Violazione concernente la valutazione d’impatto sulla protezione dei dati e il mancato coinvolgimento del responsabile per la protezione dei dati personali nelle relative operazioni.
Nel provvedimento si evidenzia che “l’INPS non ha adeguatamente ponderato la sussistenza di un rischio elevato, tale da richiedere lo svolgimento di una preliminare valutazione d’impatto sulla protezione dei dati, ai sensi dell’art. 35 del Regolamento”. In base ai criteri forniti dalle Linee guida in materia di valutazione d’impatto, l’INPS avrebbe dovuto effettuare la DPIA per i seguenti motivi:
- “trattamento di dati su larga scala” visto il numero elevato dei partecipanti (circa 5 milioni);
- il criterio di “creazione di corrispondenze o combinazione di insiemi di dati”;
- il trattamento in sé “impedisce agli interessati di esercitare un diritto o di avvalersi di un servizio o di un contratto”, in quanto il controllo effettuato dall’INPS mirava proprio a verificare la spettanza del diritto a percepire un indennizzo economico.
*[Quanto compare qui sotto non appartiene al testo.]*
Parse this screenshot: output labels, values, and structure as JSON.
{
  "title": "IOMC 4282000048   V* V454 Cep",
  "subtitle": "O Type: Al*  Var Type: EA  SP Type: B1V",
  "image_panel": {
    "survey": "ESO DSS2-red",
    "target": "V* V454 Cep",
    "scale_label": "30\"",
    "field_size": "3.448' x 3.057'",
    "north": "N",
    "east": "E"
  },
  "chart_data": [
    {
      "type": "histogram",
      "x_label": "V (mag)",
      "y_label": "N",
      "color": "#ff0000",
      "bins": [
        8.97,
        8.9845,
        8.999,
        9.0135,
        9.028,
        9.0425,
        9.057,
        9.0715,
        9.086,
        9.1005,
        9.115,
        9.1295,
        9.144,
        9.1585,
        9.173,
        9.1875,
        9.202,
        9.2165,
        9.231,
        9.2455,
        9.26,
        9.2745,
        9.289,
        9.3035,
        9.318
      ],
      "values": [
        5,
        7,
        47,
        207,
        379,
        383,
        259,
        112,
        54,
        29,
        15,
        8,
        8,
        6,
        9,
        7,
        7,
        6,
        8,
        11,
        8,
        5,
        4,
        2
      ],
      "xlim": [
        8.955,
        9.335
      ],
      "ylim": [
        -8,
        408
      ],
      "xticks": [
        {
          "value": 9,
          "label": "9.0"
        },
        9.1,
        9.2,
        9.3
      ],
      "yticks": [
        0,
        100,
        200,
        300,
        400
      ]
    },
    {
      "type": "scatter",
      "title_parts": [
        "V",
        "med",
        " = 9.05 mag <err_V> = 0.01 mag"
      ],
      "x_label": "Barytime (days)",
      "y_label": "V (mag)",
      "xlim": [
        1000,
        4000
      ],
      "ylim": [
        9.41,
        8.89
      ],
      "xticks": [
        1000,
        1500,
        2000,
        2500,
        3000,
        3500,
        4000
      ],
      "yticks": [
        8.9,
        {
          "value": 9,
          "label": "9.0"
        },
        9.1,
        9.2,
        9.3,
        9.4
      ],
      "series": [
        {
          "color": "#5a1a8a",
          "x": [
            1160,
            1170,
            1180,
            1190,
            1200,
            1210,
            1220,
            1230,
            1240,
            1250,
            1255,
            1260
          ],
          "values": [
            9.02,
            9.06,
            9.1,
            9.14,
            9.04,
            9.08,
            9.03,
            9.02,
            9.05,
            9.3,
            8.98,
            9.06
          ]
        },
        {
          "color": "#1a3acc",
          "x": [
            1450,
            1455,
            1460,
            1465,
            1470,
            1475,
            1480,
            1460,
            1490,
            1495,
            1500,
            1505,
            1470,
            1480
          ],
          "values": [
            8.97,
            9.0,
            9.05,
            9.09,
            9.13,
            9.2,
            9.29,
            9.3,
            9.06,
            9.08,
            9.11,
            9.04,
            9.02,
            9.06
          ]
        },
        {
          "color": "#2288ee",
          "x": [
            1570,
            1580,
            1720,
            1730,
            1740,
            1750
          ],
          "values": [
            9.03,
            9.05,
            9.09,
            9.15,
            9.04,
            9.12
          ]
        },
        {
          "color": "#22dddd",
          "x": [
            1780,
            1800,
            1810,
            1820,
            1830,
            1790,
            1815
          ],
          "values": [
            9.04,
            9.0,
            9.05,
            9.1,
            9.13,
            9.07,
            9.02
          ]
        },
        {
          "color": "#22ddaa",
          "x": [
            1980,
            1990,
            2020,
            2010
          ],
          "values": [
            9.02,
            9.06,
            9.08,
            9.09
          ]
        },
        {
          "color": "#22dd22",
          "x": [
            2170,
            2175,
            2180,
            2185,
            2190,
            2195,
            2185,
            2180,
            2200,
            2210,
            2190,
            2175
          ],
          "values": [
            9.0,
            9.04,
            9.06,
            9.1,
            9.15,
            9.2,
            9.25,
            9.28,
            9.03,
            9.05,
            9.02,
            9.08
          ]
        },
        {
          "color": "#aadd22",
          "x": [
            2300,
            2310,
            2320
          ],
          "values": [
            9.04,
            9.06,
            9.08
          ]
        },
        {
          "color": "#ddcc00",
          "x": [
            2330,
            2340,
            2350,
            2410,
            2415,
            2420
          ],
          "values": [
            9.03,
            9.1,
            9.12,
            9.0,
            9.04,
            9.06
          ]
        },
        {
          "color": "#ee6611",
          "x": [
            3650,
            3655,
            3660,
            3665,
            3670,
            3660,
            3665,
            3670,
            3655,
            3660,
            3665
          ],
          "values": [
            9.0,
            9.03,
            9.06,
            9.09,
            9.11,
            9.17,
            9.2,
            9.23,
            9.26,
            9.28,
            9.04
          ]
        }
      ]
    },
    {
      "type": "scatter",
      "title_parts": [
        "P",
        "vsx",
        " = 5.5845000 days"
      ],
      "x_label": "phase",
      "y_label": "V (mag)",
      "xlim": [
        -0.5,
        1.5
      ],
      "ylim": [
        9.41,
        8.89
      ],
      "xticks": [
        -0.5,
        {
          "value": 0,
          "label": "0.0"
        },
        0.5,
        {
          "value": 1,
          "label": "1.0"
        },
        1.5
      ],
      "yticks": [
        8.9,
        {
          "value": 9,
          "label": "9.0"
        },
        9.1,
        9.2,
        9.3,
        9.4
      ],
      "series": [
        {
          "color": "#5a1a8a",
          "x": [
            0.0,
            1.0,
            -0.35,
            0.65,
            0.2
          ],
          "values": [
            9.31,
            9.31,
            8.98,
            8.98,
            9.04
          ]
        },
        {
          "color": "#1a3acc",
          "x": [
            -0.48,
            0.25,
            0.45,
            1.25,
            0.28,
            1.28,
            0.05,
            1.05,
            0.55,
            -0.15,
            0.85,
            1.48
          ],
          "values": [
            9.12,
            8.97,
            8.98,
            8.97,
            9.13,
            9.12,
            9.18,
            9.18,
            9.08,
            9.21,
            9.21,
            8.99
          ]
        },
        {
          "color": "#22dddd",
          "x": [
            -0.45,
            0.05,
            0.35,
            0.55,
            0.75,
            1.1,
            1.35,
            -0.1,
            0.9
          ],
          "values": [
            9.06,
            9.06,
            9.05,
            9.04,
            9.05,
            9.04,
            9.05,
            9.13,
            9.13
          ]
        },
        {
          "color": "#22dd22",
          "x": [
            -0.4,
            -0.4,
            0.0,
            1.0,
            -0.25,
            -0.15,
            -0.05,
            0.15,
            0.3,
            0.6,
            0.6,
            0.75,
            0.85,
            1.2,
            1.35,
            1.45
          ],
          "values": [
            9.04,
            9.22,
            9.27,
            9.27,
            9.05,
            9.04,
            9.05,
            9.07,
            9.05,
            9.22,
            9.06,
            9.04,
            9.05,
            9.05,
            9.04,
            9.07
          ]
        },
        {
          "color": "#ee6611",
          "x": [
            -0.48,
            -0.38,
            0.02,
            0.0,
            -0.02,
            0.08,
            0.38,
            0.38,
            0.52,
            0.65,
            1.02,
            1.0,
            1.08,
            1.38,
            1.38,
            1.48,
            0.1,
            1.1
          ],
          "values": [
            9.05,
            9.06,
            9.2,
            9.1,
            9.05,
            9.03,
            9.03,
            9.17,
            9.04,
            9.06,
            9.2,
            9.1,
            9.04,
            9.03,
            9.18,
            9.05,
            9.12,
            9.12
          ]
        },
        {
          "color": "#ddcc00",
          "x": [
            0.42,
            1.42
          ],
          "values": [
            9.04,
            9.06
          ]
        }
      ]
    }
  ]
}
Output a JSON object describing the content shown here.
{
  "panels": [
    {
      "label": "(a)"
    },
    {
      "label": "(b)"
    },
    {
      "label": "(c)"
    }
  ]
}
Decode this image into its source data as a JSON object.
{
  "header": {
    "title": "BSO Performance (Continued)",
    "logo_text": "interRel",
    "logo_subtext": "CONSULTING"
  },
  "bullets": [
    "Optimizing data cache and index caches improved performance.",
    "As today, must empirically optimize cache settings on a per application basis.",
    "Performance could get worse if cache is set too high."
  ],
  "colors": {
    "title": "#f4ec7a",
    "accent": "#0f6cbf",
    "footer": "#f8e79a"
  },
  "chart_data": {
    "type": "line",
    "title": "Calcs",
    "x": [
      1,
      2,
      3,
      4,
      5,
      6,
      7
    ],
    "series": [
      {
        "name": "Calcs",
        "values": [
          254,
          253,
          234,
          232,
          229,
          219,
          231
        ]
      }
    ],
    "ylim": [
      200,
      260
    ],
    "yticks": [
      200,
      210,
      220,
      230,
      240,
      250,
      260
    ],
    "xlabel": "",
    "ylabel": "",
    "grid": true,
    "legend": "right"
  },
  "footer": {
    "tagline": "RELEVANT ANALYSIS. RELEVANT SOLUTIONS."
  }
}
Questa carenza, precisa l’Autorità, comporta il mancato coinvolgimento del Responsabile della protezione dei dati in merito alle operazioni di trattamento in corso di svolgimento. Questo aspetto appare meritevole di considerazione in quanto:
- indice della violazione del principio di responsabilizzazione e
- indizio per quanto riguarda l’elemento soggettivo (colpa cosciente del titolare).
Violazione del principio di responsabilizzazione
Il Garante Privacy chiarisce che, a seguito dell’istruttoria, l’INPS non è stato in grado di comprovare le ragioni delle decisioni assunte nell’ambito del complesso trattamento di dati personali effettuato, al fine di dimostrare il rispetto della normativa in materia di protezione dei dati personali. Le dichiarazioni dell’INPS, si legge nel provvedimento, non sono state supportate da un’adeguata documentazione atta a comprovare quali livelli decisionali sono stati coinvolti, le valutazioni effettuate, le ragioni sottese alle decisioni prese, le misure adottate in relazione al trattamento dei dati personali in esame e infine non è emerso un adeguato coinvolgimento del Responsabile della protezione dei dati personali ( considerato che quest’ultimo avrebbe dovuto essere “tempestivamente e adeguatamente coinvolto in tutte le questioni riguardanti la protezione dei dati personali”).
Il Garante per la protezione dei dati personali, con il provvedimento sopracitato, ci insegna che anche in presenza di una norma di legge, che obbliga il Titolare ad effettuare uno o più trattamenti di dati personali, la stessa non lo esime dal rispetto della normativa privacy vigente a dai conseguenti adempimenti previsti.